In a tale of corruption, assassination, thievery, and magic, Wendy Deere must navigate rotting mansions that lead to distant pasts, evil tycoons, corrupt government officials, lethal curses, and her own moral qualms in order to make it out of this chase alive.
...at once smothering with grim nastiness and a breath of fresh air in the broader series, which is approaching an ultimate end soon ... while it might sound challenging to leap from our usual cast to a group of fresh faces, the structure of Dead Lies Dreaming makes the leap simple. It’s a heist novel, so by nature, it is contained and delimited within a set of time-restricted events. That’s also part of why it does, as I said, feel like a necessary and entertaining breather from the overarching plot of the series. The introduction of a crew of lovable thieves and their loathsome adversaries, plus all the crosses and double-crosses and scheming, vaults over the barrier of “getting to know a whole new cast” by hooking the reader onto a plot with a breakneck pace, excessively high stakes, and the general inherent fun of heists.

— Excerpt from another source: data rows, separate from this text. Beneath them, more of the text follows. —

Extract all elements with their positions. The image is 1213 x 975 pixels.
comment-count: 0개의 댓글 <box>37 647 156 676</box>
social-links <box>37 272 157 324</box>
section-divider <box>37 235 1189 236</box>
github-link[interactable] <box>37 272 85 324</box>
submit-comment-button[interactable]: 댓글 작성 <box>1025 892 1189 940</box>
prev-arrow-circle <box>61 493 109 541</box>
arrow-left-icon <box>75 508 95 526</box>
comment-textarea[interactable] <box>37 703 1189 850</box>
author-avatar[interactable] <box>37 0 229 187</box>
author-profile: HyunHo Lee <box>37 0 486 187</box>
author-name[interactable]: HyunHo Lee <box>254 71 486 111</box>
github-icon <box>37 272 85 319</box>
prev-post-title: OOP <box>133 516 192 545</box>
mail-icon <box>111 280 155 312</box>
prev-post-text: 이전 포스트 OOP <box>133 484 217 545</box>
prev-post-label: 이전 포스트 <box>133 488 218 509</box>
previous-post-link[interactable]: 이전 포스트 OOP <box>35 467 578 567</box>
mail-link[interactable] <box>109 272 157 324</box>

Horror can offer something beyond carnival-ride frights or Grand Guignol gorefests, and those echoes of the disturbing in ordinary life are what I’ve come to see in Stross’s work.... an eldritch nightmare of busy monsters doing their monstrous business, into which have leaked some of our more mundane bad dreams – which, I suppose, is better than having it the other way around.
This is like a gonzo riff on Robert A. Heinlein’s Magic, Inc., enhanced by imaginative set pieces and plentiful references to classic SFF. Bullets and jokes fly in equal measure, and even if they don’t all find their mark, Stross still hits the bull’s-eye with this fresh take on the caper genre.